En fait, sotte que je reste, j’avais juste oublié que les cris des dragons et celui des White Walkers, c’était bonnet blanc et blanc bonnet. Se fut donc une forme de soulagement de voit Samwell Tarly courant dans la neige vers le Poing des Premiers Hommes.


Un GIF !!!!!! Un foutu GIF animé !!!!! FUIS PAUVRE FOU !!!!!!

Pour mémoire, Sam était parti récolter du combustible avec ses camarades lorsque la triple sonnerie avait retenti pour les alerter de l’arrivée des Autres. Je dis ça sans malice, hein, juste dans le but de souligner l’inanité de la réprimande du commandant Mormont au sujet des corbeaux : comment voulais-tu qu’il les envoie, bougre d’andouille si tu l’avais expédié en mission loin de sa roukerie portable ?

Ah d’ailleurs souvenez-vous aussi de ce que j’avais écrit l’année dernière à ce propos :

« Alors que la caméra nous fait découvrir la masse impressionnante de sauvageons mort-vivants qui s’apprête à assaillir le Poing des Premiers Hommes, nous constatons que Sam se trouve donc au milieu d’une armée de zombies et qu’il n’a pour s’en sortir qu’un couteau et un slip sale.
Je sens que ça va être vaguement foireux à expliquer l’année prochaine. »

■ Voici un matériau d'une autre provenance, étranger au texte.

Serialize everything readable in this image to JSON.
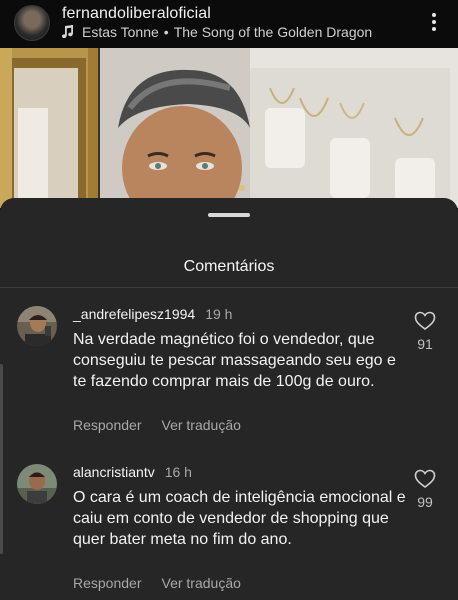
{
  "post": {
    "username": "fernandoliberaloficial",
    "audio_artist": "Estas Tonne",
    "audio_separator": "•",
    "audio_title": "The Song of the Golden Dragon",
    "icons": {
      "music": "music-note-icon",
      "more": "more-vertical-icon"
    }
  },
  "sheet": {
    "title": "Comentários"
  },
  "comments": [
    {
      "username": "_andrefelipesz1994",
      "time": "19 h",
      "text": "Na verdade magnético foi o vendedor, que conseguiu te pescar massageando seu ego e te fazendo comprar mais de 100g de ouro.",
      "reply_label": "Responder",
      "translate_label": "Ver tradução",
      "like_count": "91",
      "like_icon": "heart-icon"
    },
    {
      "username": "alancristiantv",
      "time": "16 h",
      "text": "O cara é um coach de inteligência emocional e caiu em conto de vendedor de shopping que quer bater meta no fim do ano.",
      "reply_label": "Responder",
      "translate_label": "Ver tradução",
      "like_count": "99",
      "like_icon": "heart-icon"
    }
  ],
  "colors": {
    "background": "#0a0a0a",
    "sheet": "#262626",
    "text_primary": "#f2f2f2",
    "text_secondary": "#a8a8a8"
  }
}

Visiblement, le mieux, c’était encore de ne rien faire. Exactement comme pour la résolution de l’arc du début de saison dernière dit du « coup de raquette dans la tête de Jon Snow ».

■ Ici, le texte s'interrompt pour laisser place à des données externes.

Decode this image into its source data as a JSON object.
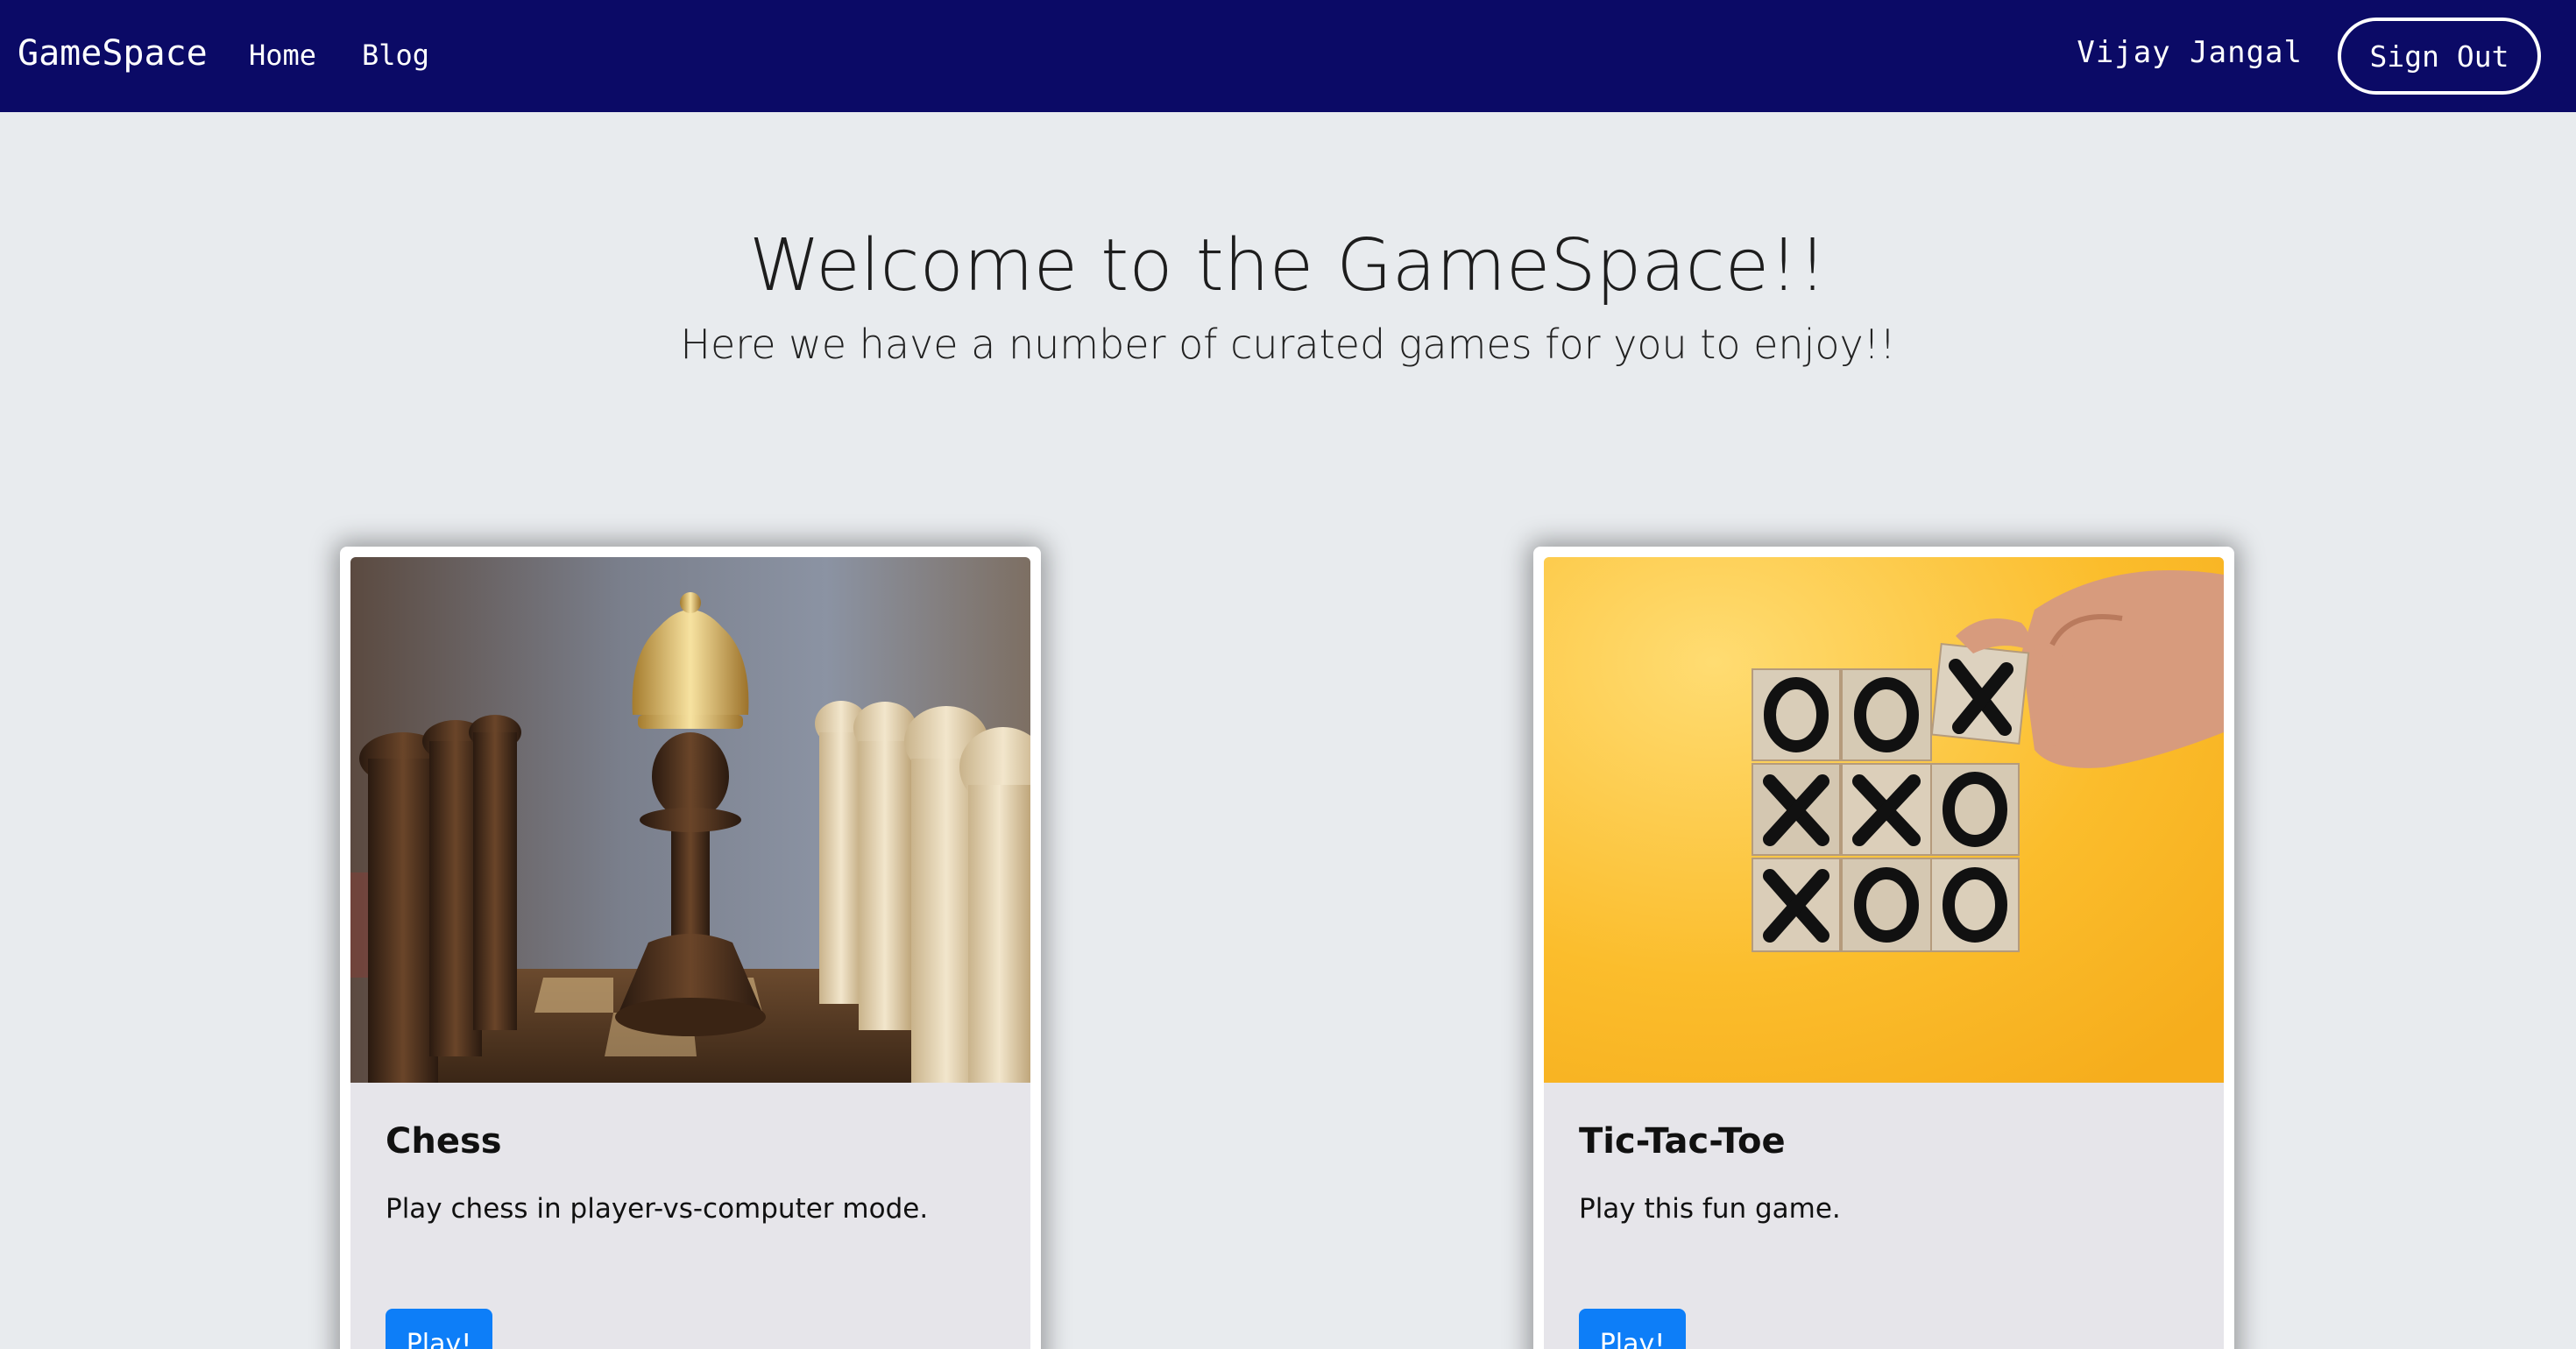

Notez que chez Sam, tomber sur un White Walker ou oublier de relâcher les corbeaux, ça se traduit par la même mine de gamin pris la main dans le paquet de Granolas…

Aucune importance : la saison s’ouvre sur un Sam qui court dans la brume, des zombautres et une mise en scène macabre plus bizarre tu meurs (sérieusement, le type qui tient sa tête, ça ne vous a pas fait vous suspendre méchamment votre incrédulité vous ?). Je n’en demande donc pas plus. D’autant que j’ai eu un Fantôme (l’épisode atteint la magnitude 1 sur l’échelle des CGI), mais si je ne comprends pas du tout ce qu’il fait là. Il trouve Jon trop bête pour daigner le suivre ? Hmm…

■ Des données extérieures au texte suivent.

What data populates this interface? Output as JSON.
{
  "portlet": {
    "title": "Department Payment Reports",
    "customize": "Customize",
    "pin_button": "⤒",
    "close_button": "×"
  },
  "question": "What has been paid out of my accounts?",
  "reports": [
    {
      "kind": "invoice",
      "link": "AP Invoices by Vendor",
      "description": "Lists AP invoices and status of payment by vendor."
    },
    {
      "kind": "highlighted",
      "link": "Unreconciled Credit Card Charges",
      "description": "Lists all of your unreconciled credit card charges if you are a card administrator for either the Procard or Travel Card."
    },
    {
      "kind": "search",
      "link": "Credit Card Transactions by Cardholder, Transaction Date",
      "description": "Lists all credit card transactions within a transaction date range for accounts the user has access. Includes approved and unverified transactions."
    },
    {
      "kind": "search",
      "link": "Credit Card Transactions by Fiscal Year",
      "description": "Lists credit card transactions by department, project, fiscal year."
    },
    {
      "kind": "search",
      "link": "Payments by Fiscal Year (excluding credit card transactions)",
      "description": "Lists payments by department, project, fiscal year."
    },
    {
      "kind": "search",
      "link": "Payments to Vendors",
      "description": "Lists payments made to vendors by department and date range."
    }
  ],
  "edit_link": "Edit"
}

Alors certes, un énième écran noir pour camoufler une bataille, c’est un peu se moquer du monde, mais j’aime autant ne rien voir d’un combat si c’est pour que le reste de l’épisode soit de cette qualité. Car s’il est un truc totalement paradoxal dans cet épisode, c’est bien qu’on s’y ennuie un peu, mais qu’il est d’un bon niveau général.

Man vs. Wildlings.

Une nouvelle saison de « Game of Thrones » cela signifie surtout une nouvelle série d’aventures pour Jon Snow. Armé d’une moue d’acier trempé, notre bon frisé traverse, l’air grognon ce qui de loin ressemble vaguement à un salon de la tente Keshua au milieu duquel il découvre un géant occupé à enfoncer des défenses de mammouth dans le sol (magnitude 2 sur l’échelle CGI).
Je demande ici un arrêt sur image. Un gens normal, mettons un Tyrion Lannister, par exemple, ou même un Robb Stark, aurait sans doute écarquillé bouche et yeux devant un spectacle pareil, matérialisation des contes de Vieille Nan. Un Jon Snow, fidèle à lui-même et à cette tradition instituée depuis 3 ans maintenant, cela fera donc *tadadadaaaaam roulement de tambour* la moue.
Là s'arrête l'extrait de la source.